Preheat oven to 350°F and line a 9x13-inch baking dish with parchment paper.
Add the flour and powdered sugar to the bowl of a food processor. Pulse to mix then add the butter and pulse until combined and the dough starts to form a ball.
Remove the dough from the food processor and press into the bottom of the prepared pan, spreading it out evenly and to the edges. Bake at 350°F for 18 to 20 minutes or until the edges are slightly golden.
To Make the Filling
Whisk together the eggs, granulated sugar, lemon zest, lemon juice, and flour until completely combined. Pour over the baked crust and bake at 350°F for 25 to 30 minutes or until the edges are set and middle is still slightly jiggly.

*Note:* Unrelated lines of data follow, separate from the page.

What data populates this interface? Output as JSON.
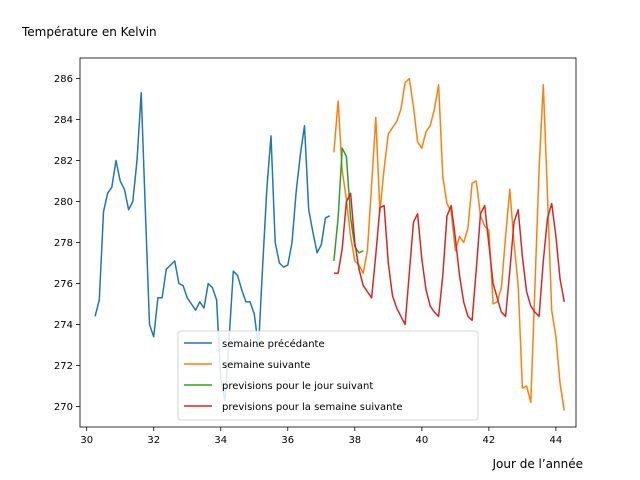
{
  "chart_data": {
    "type": "line",
    "title": "Température en Kelvin",
    "xlabel": "Jour de l’année",
    "ylabel": "",
    "xlim": [
      29.8,
      44.6
    ],
    "ylim": [
      269,
      287
    ],
    "xticks": [
      30,
      32,
      34,
      36,
      38,
      40,
      42,
      44
    ],
    "yticks": [
      270,
      272,
      274,
      276,
      278,
      280,
      282,
      284,
      286
    ],
    "grid": false,
    "legend_position": "lower center",
    "series": [
      {
        "name": "semaine précédante",
        "color": "#1f77b4",
        "x": [
          30.25,
          30.375,
          30.5,
          30.625,
          30.75,
          30.875,
          31.0,
          31.125,
          31.25,
          31.375,
          31.5,
          31.625,
          31.75,
          31.875,
          32.0,
          32.125,
          32.25,
          32.375,
          32.5,
          32.625,
          32.75,
          32.875,
          33.0,
          33.125,
          33.25,
          33.375,
          33.5,
          33.625,
          33.75,
          33.875,
          34.0,
          34.125,
          34.25,
          34.375,
          34.5,
          34.625,
          34.75,
          34.875,
          35.0,
          35.125,
          35.25,
          35.375,
          35.5,
          35.625,
          35.75,
          35.875,
          36.0,
          36.125,
          36.25,
          36.375,
          36.5,
          36.625,
          36.75,
          36.875,
          37.0,
          37.125,
          37.25
        ],
        "y": [
          274.4,
          275.2,
          279.5,
          280.4,
          280.7,
          282.0,
          281.0,
          280.6,
          279.6,
          280.0,
          282.0,
          285.3,
          279.5,
          274.0,
          273.4,
          275.3,
          275.3,
          276.7,
          276.9,
          277.1,
          276.0,
          275.9,
          275.3,
          275.0,
          274.7,
          275.1,
          274.8,
          276.0,
          275.8,
          275.2,
          271.3,
          270.3,
          273.3,
          276.6,
          276.4,
          275.7,
          275.1,
          275.1,
          274.5,
          272.9,
          276.8,
          280.6,
          283.2,
          278.0,
          277.0,
          276.8,
          276.9,
          278.0,
          280.5,
          282.3,
          283.7,
          279.6,
          278.5,
          277.5,
          277.9,
          279.2,
          279.3
        ]
      },
      {
        "name": "semaine suivante",
        "color": "#ff7f0e",
        "x": [
          37.375,
          37.5,
          37.625,
          37.75,
          37.875,
          38.0,
          38.125,
          38.25,
          38.375,
          38.5,
          38.625,
          38.75,
          38.875,
          39.0,
          39.125,
          39.25,
          39.375,
          39.5,
          39.625,
          39.75,
          39.875,
          40.0,
          40.125,
          40.25,
          40.375,
          40.5,
          40.625,
          40.75,
          40.875,
          41.0,
          41.125,
          41.25,
          41.375,
          41.5,
          41.625,
          41.75,
          41.875,
          42.0,
          42.125,
          42.25,
          42.375,
          42.5,
          42.625,
          42.75,
          42.875,
          43.0,
          43.125,
          43.25,
          43.375,
          43.5,
          43.625,
          43.75,
          43.875,
          44.0,
          44.125,
          44.25
        ],
        "y": [
          282.4,
          284.9,
          281.5,
          280.1,
          278.3,
          277.1,
          276.9,
          276.5,
          277.6,
          280.8,
          284.1,
          279.5,
          281.6,
          283.3,
          283.6,
          283.9,
          284.5,
          285.8,
          286.0,
          284.6,
          282.9,
          282.6,
          283.4,
          283.7,
          284.5,
          285.7,
          281.2,
          279.9,
          279.5,
          277.6,
          278.3,
          278.0,
          278.7,
          280.9,
          281.0,
          279.3,
          278.8,
          278.6,
          275.0,
          275.1,
          275.8,
          278.3,
          280.6,
          278.0,
          275.9,
          270.9,
          271.0,
          270.2,
          275.8,
          281.6,
          285.7,
          280.3,
          274.7,
          273.4,
          271.1,
          269.8
        ]
      },
      {
        "name": "previsions pour le jour suivant",
        "color": "#2ca02c",
        "x": [
          37.375,
          37.5,
          37.625,
          37.75,
          37.875,
          38.0,
          38.125,
          38.25
        ],
        "y": [
          277.1,
          279.2,
          282.6,
          282.2,
          279.2,
          277.8,
          277.5,
          277.6
        ]
      },
      {
        "name": "previsions pour la semaine suivante",
        "color": "#d62728",
        "x": [
          37.375,
          37.5,
          37.625,
          37.75,
          37.875,
          38.0,
          38.125,
          38.25,
          38.375,
          38.5,
          38.625,
          38.75,
          38.875,
          39.0,
          39.125,
          39.25,
          39.375,
          39.5,
          39.625,
          39.75,
          39.875,
          40.0,
          40.125,
          40.25,
          40.375,
          40.5,
          40.625,
          40.75,
          40.875,
          41.0,
          41.125,
          41.25,
          41.375,
          41.5,
          41.625,
          41.75,
          41.875,
          42.0,
          42.125,
          42.25,
          42.375,
          42.5,
          42.625,
          42.75,
          42.875,
          43.0,
          43.125,
          43.25,
          43.375,
          43.5,
          43.625,
          43.75,
          43.875,
          44.0,
          44.125,
          44.25
        ],
        "y": [
          276.5,
          276.5,
          277.7,
          280.0,
          280.4,
          278.0,
          276.7,
          275.9,
          275.6,
          275.3,
          277.4,
          279.7,
          279.8,
          277.0,
          275.4,
          274.8,
          274.4,
          274.0,
          276.5,
          279.0,
          279.4,
          277.2,
          275.7,
          274.9,
          274.6,
          274.4,
          276.4,
          279.3,
          279.8,
          278.2,
          276.4,
          275.1,
          274.4,
          274.2,
          276.7,
          279.4,
          279.8,
          277.9,
          276.0,
          275.3,
          274.6,
          274.4,
          276.6,
          279.0,
          279.6,
          277.3,
          275.6,
          274.9,
          274.6,
          274.4,
          277.1,
          279.2,
          279.9,
          278.3,
          276.2,
          275.1
        ]
      }
    ]
  }
}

Cool completely on a wire rack then refrigerate at least 2 hours or overnight. Cut into 36 squares and serve at room temperature. Dust with additional powdered sugar before serving.
Notes
Notes• If you use a flour blend that doesn’t contain xanthan gum, add 1 teaspoon when making the crust and ¼ teaspoon when making the filling.• The weight measurement for the flour is based on Bob’s Red Mill 1:1 flour. Other flour blends will not weight the same cup for cup.• You can mix up the filling while the crust is baking. Do not cool the crust for long before you add the filling.• Store in an airtight container in the refrigerator up to 1 week.